Normalmente il capro espiatorio ha infatti problemi psichici o comportamentali, è
psicolabile o sociopatico, borderline, mentalmente fragile, maldestro e facilmente
manovrabile in modo che la paternità della false flag rimanga segreta. Ciò perché una
volta utilizzati, devono essere facilmente raggiunti dalla polizia e arrestati (ancora
meglio se trucidati), lasciando dietro di sé una lunga scia di dettagli. Devono cioè
farsi notare e attirare l’attenzione su di sé in modo da non generare dubbi in seguito
alla loro responsabilità.
• Domanda filosofica, Nietzsche introduce nella pagine di “Così parlò
Zarathustra” l’idea dell’eterno ritorno, cioè, nella sua visione, è necessario
abbandonare la fiducia nel progresso inevitabile della storia e accettare che la
storia si ripeta. Leggendo il tuo libro, si capisce che nella storia tante volte lo stesso
modello di “false flag” si è ripetuto in maniera simile. E’ necessario accettare che
il Potere tenterà sempre di far perdere chi vi si oppone, ma basta questo per
arrendersi?
Le operazioni sotto falsa bandiera sono sempre esistite. Non sono figlie della nostra
epoca né tantomeno sono sgusciate fuori dagli zibaldoni di qualche complottista,
come si cerca inutilmente di dire. Vi sono dei casi eclatanti e ben documentati che,
come dimostro nel mio libro, attestano senza ombra di dubbio come non si tratti di
deliri paranoidi ma di un tema drammaticamente reale. Vi sono altri casi in cui, non
essendo stati ancora desecretati i documenti, rimane il dubbio che si possa essere
trattato di azioni sotto falsa bandiera (pensiamo ad esempio al caso di Charlie Hebdo
su cui è stato posto il segreto militare).

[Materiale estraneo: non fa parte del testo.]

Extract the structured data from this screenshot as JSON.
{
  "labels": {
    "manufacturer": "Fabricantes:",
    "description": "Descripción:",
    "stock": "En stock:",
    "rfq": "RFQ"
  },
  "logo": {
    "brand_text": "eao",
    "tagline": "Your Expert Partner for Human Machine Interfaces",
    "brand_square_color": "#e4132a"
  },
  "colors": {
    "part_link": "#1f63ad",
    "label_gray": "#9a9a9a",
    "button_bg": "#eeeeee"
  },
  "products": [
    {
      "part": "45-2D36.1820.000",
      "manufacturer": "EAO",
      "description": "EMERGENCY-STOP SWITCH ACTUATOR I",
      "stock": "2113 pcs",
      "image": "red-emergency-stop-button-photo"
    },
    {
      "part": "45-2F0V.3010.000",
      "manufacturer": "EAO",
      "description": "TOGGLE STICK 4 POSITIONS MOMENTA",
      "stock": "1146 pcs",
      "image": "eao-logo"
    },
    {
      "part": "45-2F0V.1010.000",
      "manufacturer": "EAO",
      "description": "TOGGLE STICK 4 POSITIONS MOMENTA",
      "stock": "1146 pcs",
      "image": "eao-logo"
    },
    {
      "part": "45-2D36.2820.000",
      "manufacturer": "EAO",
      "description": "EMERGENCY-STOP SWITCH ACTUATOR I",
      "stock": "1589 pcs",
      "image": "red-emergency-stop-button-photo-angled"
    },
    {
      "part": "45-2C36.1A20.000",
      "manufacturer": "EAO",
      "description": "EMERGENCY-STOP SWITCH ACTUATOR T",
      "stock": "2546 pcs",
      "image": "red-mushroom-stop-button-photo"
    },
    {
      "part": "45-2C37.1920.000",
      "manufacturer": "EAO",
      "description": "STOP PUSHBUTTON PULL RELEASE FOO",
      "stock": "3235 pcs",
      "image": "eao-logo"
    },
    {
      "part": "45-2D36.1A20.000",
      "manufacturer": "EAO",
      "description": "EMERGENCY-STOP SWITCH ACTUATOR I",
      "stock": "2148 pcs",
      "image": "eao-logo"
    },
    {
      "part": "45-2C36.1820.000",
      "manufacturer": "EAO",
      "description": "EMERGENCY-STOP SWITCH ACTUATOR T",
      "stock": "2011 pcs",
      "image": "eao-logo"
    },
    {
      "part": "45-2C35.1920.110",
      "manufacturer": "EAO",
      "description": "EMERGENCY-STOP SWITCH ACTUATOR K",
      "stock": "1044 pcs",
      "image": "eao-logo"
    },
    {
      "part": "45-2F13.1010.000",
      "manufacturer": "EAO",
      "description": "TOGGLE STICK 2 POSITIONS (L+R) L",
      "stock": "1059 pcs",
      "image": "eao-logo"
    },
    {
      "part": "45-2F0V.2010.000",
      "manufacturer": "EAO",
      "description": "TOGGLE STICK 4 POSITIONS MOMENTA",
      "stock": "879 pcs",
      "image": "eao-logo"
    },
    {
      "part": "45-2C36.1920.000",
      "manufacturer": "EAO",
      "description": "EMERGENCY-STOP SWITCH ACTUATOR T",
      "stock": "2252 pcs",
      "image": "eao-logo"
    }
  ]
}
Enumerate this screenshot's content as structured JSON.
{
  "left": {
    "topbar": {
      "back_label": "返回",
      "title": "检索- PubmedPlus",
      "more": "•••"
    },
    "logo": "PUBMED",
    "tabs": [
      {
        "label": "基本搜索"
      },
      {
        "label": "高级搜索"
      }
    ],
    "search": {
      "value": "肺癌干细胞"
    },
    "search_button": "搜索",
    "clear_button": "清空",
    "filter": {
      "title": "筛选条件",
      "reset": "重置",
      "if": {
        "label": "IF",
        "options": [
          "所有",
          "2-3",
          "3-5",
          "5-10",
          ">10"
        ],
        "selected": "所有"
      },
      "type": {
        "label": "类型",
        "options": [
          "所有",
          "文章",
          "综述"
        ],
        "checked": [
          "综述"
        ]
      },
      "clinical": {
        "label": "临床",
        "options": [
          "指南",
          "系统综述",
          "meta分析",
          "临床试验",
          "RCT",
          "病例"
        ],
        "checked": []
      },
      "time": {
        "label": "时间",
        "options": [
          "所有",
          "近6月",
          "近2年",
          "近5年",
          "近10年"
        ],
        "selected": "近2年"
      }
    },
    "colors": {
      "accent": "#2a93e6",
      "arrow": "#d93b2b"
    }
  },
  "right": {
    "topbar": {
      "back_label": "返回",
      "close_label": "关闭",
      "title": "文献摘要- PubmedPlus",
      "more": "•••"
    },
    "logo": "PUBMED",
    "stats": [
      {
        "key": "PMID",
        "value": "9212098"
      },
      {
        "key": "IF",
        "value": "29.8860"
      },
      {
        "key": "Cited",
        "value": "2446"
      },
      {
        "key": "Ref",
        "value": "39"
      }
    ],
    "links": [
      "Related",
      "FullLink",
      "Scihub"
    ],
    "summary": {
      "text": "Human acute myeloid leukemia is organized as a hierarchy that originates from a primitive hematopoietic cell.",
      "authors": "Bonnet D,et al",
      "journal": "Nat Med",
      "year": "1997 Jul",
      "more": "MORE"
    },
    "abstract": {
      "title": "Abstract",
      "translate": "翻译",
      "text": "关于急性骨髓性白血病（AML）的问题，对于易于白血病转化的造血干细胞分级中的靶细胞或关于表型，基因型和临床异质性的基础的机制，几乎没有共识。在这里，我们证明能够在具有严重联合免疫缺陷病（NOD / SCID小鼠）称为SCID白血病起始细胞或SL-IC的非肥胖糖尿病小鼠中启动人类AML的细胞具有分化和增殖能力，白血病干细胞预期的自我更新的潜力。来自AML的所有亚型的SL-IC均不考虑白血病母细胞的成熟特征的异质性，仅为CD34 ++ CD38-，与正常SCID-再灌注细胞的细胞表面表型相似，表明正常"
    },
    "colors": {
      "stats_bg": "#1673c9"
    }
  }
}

Lo scopo del mio saggio è quello di offrire una rassegna dei casi più celebri e
storicamente accertati e di quelli che, dall’11/9 a oggi sollevano plausibili dubbi sulle
reali dinamiche degli eventi, senza avere la velleità di mettere la parola fine a ricerche
che, si spera, continuino per accertare, un giorno, la verità. Dall’altra il fatto che si
possa constatare che esiste una forma di eterno ritorno, uno schema fisso e costante,
persino banale, che viene utilizzato dal Potere fino alla nausea dovrebbe smuoverci a
ribellarci a questo tipo di manipolazione e a smettere di esserne invece vittime
passive.
La storia infatti ha delle costanti che si ripetono in modo ricorrente: quando un
modello di menzogna ha funzionato ingannando il mondo una volta, esso viene
replicato fino all’evidente parodia di sé.
Per evitare di rimanere vittime di un eterno ritorno, ci si dovrebbe vaccinare dalle
macchinazioni egoistiche del potere e dalle illusioni offerte alle masse per giustificare
aberrazioni. Per evitare di ripetere catastrofi e genocidi, dobbiamo essere disposti a
riappropriarci della nostra coscienza critica, per pensare fuori da quegli schemi
impostici dall’alto e per abbandonare la comodità della retorica della politica che
dietro il buonismo e il politicamente corretto, nasconde sogni di morte e di conquista.
La storia e il nostro passato possono però anche essere fonte di avvertimento e
speranza per un futuro che rimane aperto a infinite, umane, variabili. Se il Potere ci
manipola da decenni, anzi da secoli, è perché, almeno per ora, serve il nostro
consenso. E quindi serve che il nostro immaginario, la nostra coscienza sia succube di
queste trame. Noi possiamo imparare a negare tale consenso.